Whilst reading my electronic mail messages on the computer the other day, I came across this:

From: "Grant Hughes"
Subject: Nothing Studios Tour

G'day Meathead,

Just wondering if you could fill in an avid viewer on a guided tour of the nothing studios. Seeing as though you have such great incite into NIN (ie. Jacuzzi room, room where trent strangles small furry animal to make all those weird sounds on the fragile.)



Well, Grant (if that's your real name), and the other 4 people reading this, it's funny you should ask, because it just so happens that I received this e-mail not too long ago:

From: "Trent Reznor"
Subject: bored

Hey Meathead,

We're all just sittin around here at the studio, bored off our asses. Why don't you drop by the studio for a while and play a couple games of Yahtzee with us or something? Leo promises to keep his hands to himself this time.


Well, after some thought, I decided to accept the invitation and drove down to New Orleans that evening. Here's what went on during my visit!

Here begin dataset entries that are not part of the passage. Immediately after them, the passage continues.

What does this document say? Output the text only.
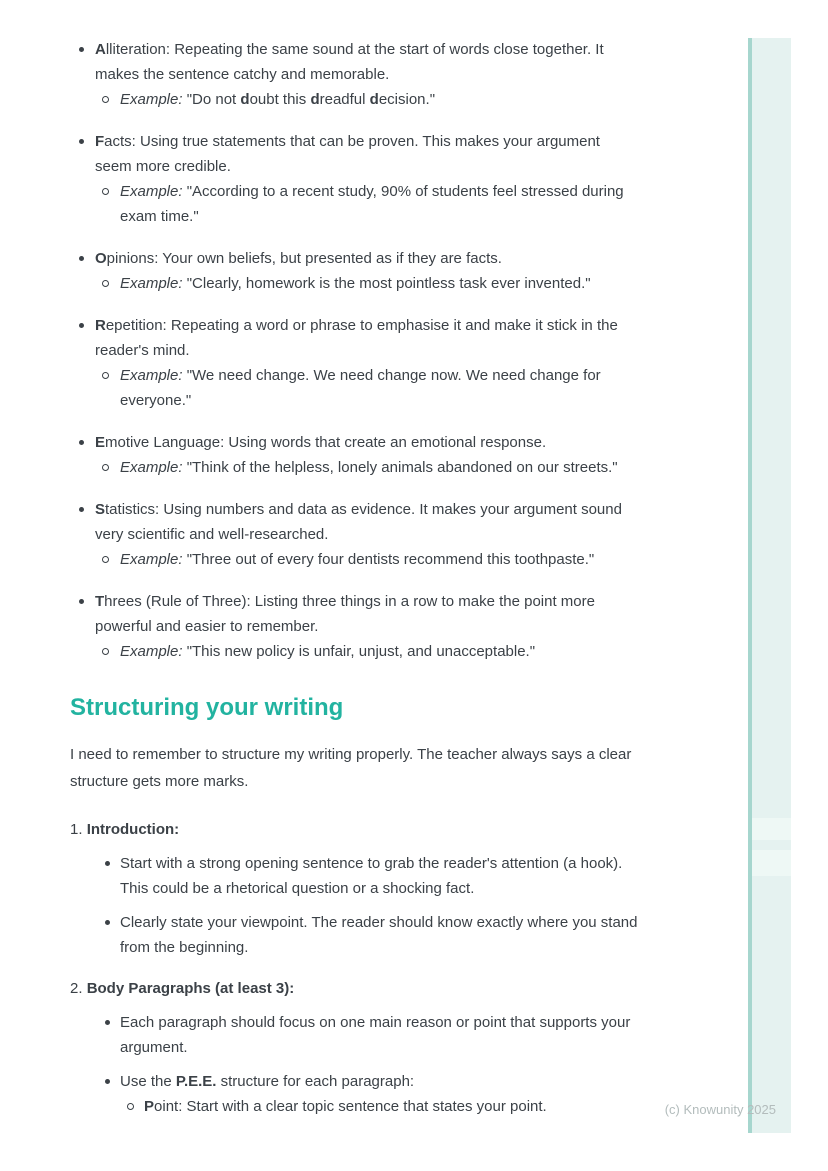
(c) Knowunity 2025
Alliteration: Repeating the same sound at the start of words close together. It makes the sentence catchy and memorable.
Example: "Do not doubt this dreadful decision."
Facts: Using true statements that can be proven. This makes your argument seem more credible.
Example: "According to a recent study, 90% of students feel stressed during exam time."
Opinions: Your own beliefs, but presented as if they are facts.
Example: "Clearly, homework is the most pointless task ever invented."
Repetition: Repeating a word or phrase to emphasise it and make it stick in the reader's mind.
Example: "We need change. We need change now. We need change for everyone."
Emotive Language: Using words that create an emotional response.
Example: "Think of the helpless, lonely animals abandoned on our streets."
Statistics: Using numbers and data as evidence. It makes your argument sound very scientific and well-researched.
Example: "Three out of every four dentists recommend this toothpaste."
Threes (Rule of Three): Listing three things in a row to make the point more powerful and easier to remember.
Example: "This new policy is unfair, unjust, and unacceptable."
Structuring your writing

I need to remember to structure my writing properly. The teacher always says a clear structure gets more marks.

1. Introduction:
Start with a strong opening sentence to grab the reader's attention (a hook). This could be a rhetorical question or a shocking fact.
Clearly state your viewpoint. The reader should know exactly where you stand from the beginning.
2. Body Paragraphs (at least 3):
Each paragraph should focus on one main reason or point that supports your argument.
Use the P.E.E. structure for each paragraph:
Point: Start with a clear topic sentence that states your point.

Upon my arrival, I was greeted by Mr. Reznor and his associates. They were very polite and friendly, and did their best to make sure I was comfortable at all times. I was so excited to finally be able to tour Nothing Studios that the weird smell didn't even really bother me.

Trent took time out of his busy schedule to show me his wide array of fancy recording equipment, and even let me touch a couple of the knobs and buttons. We talked for a little while about music (I still insist Snow is much more talented than Vanilla Ice), and I brought up the question of how he gets all those sounds of his.

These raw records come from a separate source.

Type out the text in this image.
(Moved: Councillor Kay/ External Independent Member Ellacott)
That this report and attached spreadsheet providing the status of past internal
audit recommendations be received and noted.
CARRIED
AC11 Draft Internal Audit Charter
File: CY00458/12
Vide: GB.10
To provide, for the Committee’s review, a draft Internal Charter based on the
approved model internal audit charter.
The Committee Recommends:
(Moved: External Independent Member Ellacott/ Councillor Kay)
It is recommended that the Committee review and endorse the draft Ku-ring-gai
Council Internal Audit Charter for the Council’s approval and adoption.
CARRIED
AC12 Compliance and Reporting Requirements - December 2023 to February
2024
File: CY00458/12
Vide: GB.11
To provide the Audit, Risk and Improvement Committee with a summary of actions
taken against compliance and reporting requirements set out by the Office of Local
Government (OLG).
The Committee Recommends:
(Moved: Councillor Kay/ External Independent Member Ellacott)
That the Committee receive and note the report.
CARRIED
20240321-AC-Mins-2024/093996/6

"How do you get all those sounds of yours?" I asked.

As far as I know, there is no strangling of furry animals at Nothing Studios to create sounds. Seriously, they're a little bit more upscale than that. Trent escorted me into a different room, where studio guy Keith Hillebrandt demonstrated some of the techniques used to gather the wide array of sounds for The Fragile. Very fascinating stuff.

I was amazed by the amount of efficiency there. Everyone at the studio is given their own specific task in order to keep things running smoothly. Once we were finished pestering Keith, we stopped by keyboardist/engineer Charlie Clouser's room for a bit, where Charlie and his friends were hard at work on an upcoming project.

To my surprise, Trent gave be the honor of letting me take a peek at some lyrics he was writing for his next album. He had been trying to move into a different style of writing, and was a little insecure about the new songs, but I reassured him that they're probably the best stuff he's ever done. I can't wait to hear how they turn out!

At the end of the day, the NIN crew frequently enjoy a long, relaxing soak in the luxurious Nothing jacuzzi room. As much as I would have liked to join in, unfortunately I forgot to bring a bathing suit with me. Leo offered to let me use his, since he wasn't planning on using it anyway, but I respectfully declined.

Finally it was time for me to say goodbye and be on my way. I had a wonderful time "keeping it real" with my Nothing "homeys", but there was other business for me attend to, like feeding my cat and playing Solitaire. They all gave me a warm farewell as I left the studio. I'm not entirely sure why they were dressed up as the Beverly Hillbillies... but, you know, whatever.

And that's the story of my super-cool Nothing Studios experience. I hope you have found this to be informative, entertaining, or at least not too annoying. Peace be with you until we meet again.